In the introduction section of the paper, among other things, FSA speaks of inadequacy of reserves as a recurring theme in past organizational collapses like Equitable Life (2000) and AIG (2009). But is it the adequacy of the reserves or the approach to investment of the reserves that should be looked at? Hope the underlying aim is that of a principle based regulation rather than a rule based one.


The report also details a Risk Assessment Framework with eight areas of evaluation of the risk viz., Impact of the firm on the policy holders and the system, External context, Business risks, Operational risk controls, Risk Management and governance, Financial Liquidity, Capital and Resolvability (Closing down). Stress testing, Audit, are mentioned as ways to assess the evaluation criteria.
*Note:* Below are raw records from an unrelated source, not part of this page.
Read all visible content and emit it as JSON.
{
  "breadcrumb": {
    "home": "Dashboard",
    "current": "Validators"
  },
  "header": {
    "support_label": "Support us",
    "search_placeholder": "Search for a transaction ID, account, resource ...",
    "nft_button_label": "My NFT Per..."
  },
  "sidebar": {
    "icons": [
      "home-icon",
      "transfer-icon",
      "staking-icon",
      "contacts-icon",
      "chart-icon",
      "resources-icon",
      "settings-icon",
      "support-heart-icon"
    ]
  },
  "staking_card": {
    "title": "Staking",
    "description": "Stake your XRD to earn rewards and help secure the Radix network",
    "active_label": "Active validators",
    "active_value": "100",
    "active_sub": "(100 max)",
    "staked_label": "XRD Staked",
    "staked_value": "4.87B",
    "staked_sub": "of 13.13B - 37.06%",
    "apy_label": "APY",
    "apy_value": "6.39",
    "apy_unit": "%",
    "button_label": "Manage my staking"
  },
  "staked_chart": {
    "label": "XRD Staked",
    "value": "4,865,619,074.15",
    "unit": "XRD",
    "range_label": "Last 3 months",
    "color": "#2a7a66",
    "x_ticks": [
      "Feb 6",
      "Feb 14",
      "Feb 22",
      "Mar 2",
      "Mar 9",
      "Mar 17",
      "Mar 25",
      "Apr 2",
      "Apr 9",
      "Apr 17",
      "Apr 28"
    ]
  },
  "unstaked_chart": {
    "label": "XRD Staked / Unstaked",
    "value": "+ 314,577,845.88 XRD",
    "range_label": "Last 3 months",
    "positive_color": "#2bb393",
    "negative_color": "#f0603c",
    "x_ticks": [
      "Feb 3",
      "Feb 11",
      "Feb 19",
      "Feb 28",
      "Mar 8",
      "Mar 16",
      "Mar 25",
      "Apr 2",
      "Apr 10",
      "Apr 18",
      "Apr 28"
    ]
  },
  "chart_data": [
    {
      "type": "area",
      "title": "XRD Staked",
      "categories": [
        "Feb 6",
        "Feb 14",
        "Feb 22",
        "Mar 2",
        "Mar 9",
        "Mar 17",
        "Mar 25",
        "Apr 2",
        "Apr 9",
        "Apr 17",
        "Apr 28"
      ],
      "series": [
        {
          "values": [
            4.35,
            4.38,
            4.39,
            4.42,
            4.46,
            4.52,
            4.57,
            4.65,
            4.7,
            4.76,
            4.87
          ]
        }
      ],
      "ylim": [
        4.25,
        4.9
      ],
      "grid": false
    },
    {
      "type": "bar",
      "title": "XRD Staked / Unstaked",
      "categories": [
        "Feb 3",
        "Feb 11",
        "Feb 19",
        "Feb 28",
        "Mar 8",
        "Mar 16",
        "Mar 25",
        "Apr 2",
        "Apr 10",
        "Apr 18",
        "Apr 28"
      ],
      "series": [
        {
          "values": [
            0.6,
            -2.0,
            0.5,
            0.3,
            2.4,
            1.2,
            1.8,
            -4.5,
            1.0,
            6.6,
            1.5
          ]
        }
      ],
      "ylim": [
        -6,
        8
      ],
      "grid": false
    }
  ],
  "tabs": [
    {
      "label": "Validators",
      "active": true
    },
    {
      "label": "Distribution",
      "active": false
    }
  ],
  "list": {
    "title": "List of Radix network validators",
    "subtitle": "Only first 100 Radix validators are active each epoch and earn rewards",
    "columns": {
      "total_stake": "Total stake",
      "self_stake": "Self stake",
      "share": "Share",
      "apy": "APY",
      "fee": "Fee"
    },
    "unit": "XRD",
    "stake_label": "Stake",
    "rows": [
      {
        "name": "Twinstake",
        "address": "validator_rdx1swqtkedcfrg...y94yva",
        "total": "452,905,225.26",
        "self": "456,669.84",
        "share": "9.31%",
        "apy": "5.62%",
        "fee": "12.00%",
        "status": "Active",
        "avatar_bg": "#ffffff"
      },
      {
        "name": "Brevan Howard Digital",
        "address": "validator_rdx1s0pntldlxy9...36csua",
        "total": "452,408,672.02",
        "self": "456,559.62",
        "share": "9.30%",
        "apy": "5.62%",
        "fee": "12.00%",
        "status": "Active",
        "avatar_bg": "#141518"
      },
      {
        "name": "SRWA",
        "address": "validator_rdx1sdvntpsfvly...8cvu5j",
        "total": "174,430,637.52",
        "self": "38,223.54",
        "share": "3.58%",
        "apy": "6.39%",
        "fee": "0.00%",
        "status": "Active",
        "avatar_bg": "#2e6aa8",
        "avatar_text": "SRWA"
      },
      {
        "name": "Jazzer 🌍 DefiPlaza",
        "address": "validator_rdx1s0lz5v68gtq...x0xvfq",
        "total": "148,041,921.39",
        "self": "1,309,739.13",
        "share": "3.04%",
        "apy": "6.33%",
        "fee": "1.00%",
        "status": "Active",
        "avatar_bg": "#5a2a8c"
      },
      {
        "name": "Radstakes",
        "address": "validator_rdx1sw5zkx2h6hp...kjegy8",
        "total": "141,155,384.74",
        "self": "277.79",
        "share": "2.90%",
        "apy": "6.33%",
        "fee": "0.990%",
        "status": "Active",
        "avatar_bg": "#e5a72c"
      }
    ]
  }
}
I am not seeing anything ground breaking here. I am left wondering whether the AIG type of collapse can still happen under the proposed structure.

Friday, June 17, 2011

We don't want to learn from experience!!

In a Hearing before the House Financial Services Committee on June 16, 2011, Barry Zubrow, Chief Risk Officer, JPMorgan Chase & Co. uttered the following:

"None of the world’s five largest banks is a U.S. bank. U.S. banks represent 24 percent of the market share of the 50 largest global banks, down from over 50 percent only eight years ago; Chinese banks now hold 22 percent.
.........
If large U.S. banks are hobbled by uneconomic capital levels or risk restrictions, a U.S. company is not going to turn to smaller U.S. banks to underwrite a €1 billion debt offering paired with a euro/dollar swap, or to lend it $200 million, or to provide custody services for a new overseas subsidiary; rather, it is going to turn to our foreign bank competitors."

He was articulating that regulation is going too far.
I guess it is forgotten that eight years ago, the regulations were not as much as it is now. Even with the lower than current level of regulations that were existing the US banks managed to bring down their importance in terms of market share. It looks like Barry is arguing against his own case!!